Thursday, December 13, 2007

Dizzy Gillespie


I had a cool happening this week, aside from no power and finals being canceled. My music 420 class, the History of Jazz, has really sparked my interest in jazz music. I have been listening to it like crazy and trying to digest the facts and lives of the crazy people that made this stuff. I went to the public library here in the good little apple, and checked out the autobiography of Dizzy Gillespie, who along with Charlie Parker, was the creator of bebop, the most technical and taxing kind of jazz music, and my favorite.
When I got home with the book, I looked on Amazon to see if I should just order it as it is a rather lengthy read. The cheapest hardcover copy on Amazon was about 100 dollars as was ebay. Apparently they only printed the book one time and now it was a rarity, I found it on gregorbooks.com for $325! So what do I do blogosphere? Do I keep the book and pay the $15 library fee, sell it and make money? Or do I keep it to have a book like that in my collection? Or do I read it and return it (even though I'm scared to read it now)

Sunday, October 14, 2007

A Jew and a Christian

There is an interesting article in the latest issue of Christianity Today called "Interview with a Pharisee and a Christian... How two believers of two faiths talk to one another with conviction and civility."

The Jew says something like this: I don't want him (the Christian) to change. I want him to be a good Christian.

The Christian says: I pray for you everyday. If I am right, you will go to hell when you die, and I don't want that. I want to do everything I can.

The Jew says a little later: Even though he is genuine in demonstrating love on a personal level, from a collective point of view, as a religion, if he's relating to me as someone who's going to burn in hell, then I can't really see that as genuine love toward my people and my faith...

The Jewish man then goes on to say that he hopes Christians will suspend their "proselytizing" and allow the Almight to work in His time.

With no commentary on these words... I felt that it was an interesting look at two views of real life and evangelism. The Christian sure did come off as kind of rediculous if you can believe that...

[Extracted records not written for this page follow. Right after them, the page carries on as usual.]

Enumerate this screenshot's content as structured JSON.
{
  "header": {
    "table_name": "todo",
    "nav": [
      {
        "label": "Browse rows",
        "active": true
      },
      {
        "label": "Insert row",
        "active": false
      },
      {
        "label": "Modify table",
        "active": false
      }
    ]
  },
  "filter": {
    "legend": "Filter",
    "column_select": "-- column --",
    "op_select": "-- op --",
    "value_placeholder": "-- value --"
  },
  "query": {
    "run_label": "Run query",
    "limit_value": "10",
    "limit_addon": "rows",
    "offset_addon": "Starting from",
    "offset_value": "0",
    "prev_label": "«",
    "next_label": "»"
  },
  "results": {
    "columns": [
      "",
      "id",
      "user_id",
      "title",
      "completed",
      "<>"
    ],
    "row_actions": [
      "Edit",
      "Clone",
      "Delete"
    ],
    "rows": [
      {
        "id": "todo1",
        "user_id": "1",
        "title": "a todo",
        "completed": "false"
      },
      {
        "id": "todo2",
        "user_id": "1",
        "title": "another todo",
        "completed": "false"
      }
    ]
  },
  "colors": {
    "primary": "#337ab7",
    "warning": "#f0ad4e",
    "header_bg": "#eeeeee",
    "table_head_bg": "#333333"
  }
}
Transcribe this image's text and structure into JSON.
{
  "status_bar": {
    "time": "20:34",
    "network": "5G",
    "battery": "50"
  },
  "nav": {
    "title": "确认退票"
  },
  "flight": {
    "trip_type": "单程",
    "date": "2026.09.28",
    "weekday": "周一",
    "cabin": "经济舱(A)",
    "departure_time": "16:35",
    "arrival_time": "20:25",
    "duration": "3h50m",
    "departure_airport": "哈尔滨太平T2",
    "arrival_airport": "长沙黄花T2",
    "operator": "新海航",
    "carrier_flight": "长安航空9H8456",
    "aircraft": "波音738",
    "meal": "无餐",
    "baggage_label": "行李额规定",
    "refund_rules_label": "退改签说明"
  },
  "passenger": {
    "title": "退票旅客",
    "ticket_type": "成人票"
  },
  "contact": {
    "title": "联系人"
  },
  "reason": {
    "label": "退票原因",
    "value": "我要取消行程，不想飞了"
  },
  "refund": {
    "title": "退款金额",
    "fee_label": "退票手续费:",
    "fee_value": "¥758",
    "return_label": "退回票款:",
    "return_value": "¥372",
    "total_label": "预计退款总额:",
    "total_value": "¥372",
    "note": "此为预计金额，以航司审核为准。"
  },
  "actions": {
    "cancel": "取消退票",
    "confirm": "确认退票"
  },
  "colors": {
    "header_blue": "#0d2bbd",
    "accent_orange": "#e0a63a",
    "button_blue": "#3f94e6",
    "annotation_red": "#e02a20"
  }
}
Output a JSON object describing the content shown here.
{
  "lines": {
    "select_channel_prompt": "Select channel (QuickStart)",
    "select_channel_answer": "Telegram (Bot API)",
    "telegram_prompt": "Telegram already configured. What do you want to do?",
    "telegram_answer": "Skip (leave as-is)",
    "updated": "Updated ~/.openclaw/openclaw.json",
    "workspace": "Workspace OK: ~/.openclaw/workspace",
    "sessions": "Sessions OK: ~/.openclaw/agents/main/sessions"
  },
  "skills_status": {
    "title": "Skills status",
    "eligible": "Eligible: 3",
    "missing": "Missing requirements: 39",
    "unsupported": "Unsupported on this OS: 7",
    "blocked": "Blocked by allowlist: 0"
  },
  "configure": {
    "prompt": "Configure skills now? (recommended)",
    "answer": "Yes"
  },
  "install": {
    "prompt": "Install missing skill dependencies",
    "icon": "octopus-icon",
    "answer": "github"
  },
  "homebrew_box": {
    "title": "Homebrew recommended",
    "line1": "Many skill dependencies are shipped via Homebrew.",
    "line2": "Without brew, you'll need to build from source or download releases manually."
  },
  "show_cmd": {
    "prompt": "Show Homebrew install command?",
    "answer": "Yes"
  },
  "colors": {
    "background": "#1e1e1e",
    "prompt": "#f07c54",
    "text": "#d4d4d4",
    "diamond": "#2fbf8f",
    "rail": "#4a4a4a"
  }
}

Thursday, January 11, 2007

Body Piercing Saved My Life

Body Piercing Saved My Life Book

I just finished up reading a book about "the phenomenon" of Christian rock. In the appendix, the author (who is agnostic) shares some of his final thoughts. They struck me as very powerful, I think mainly in part because of my upbringing. Let me explain.

I dont care who you are, anyone who has grown up in a traditional/Christian household has to sooner or later ask themselves what they grew up with was all about. We ask about our faith. is it true? Is it ignorant and naive? Is it the beautiful? Reasonable? Is it oppressive and bigoted? It is something that anyone raised like myself, (most likely if you’re reading this you are in the same boat) has got to ask themselves in order to make sense of who they are and where they have come from. Now let me quote the author of this book to see if it starts making sense. When I read it I sighed and wondered if maybe I wasn’t as crazy as sometimes I think.

"I have become a fan, not just of the music, but of Christians, and of Jesus himself. To me, the message of the gospel is to love one another, look out for the less fortunate, and try to walk gently on the earth. And I love that. I think evangelical Christians tie themselves in ontological knots trying to make the whole Bible jibe, which is simply impossible with a collection of historical texts written over more than a thousand years. To anyone struggling with Christianity, my advice (and I realize how little this is worth coming from someone who doesn’t believe in God) is to try and keep your eye on the big picture, not a verse here and there. Love God, if you’re so inclined, and one another. Sort out the rest using those principles as a lens.”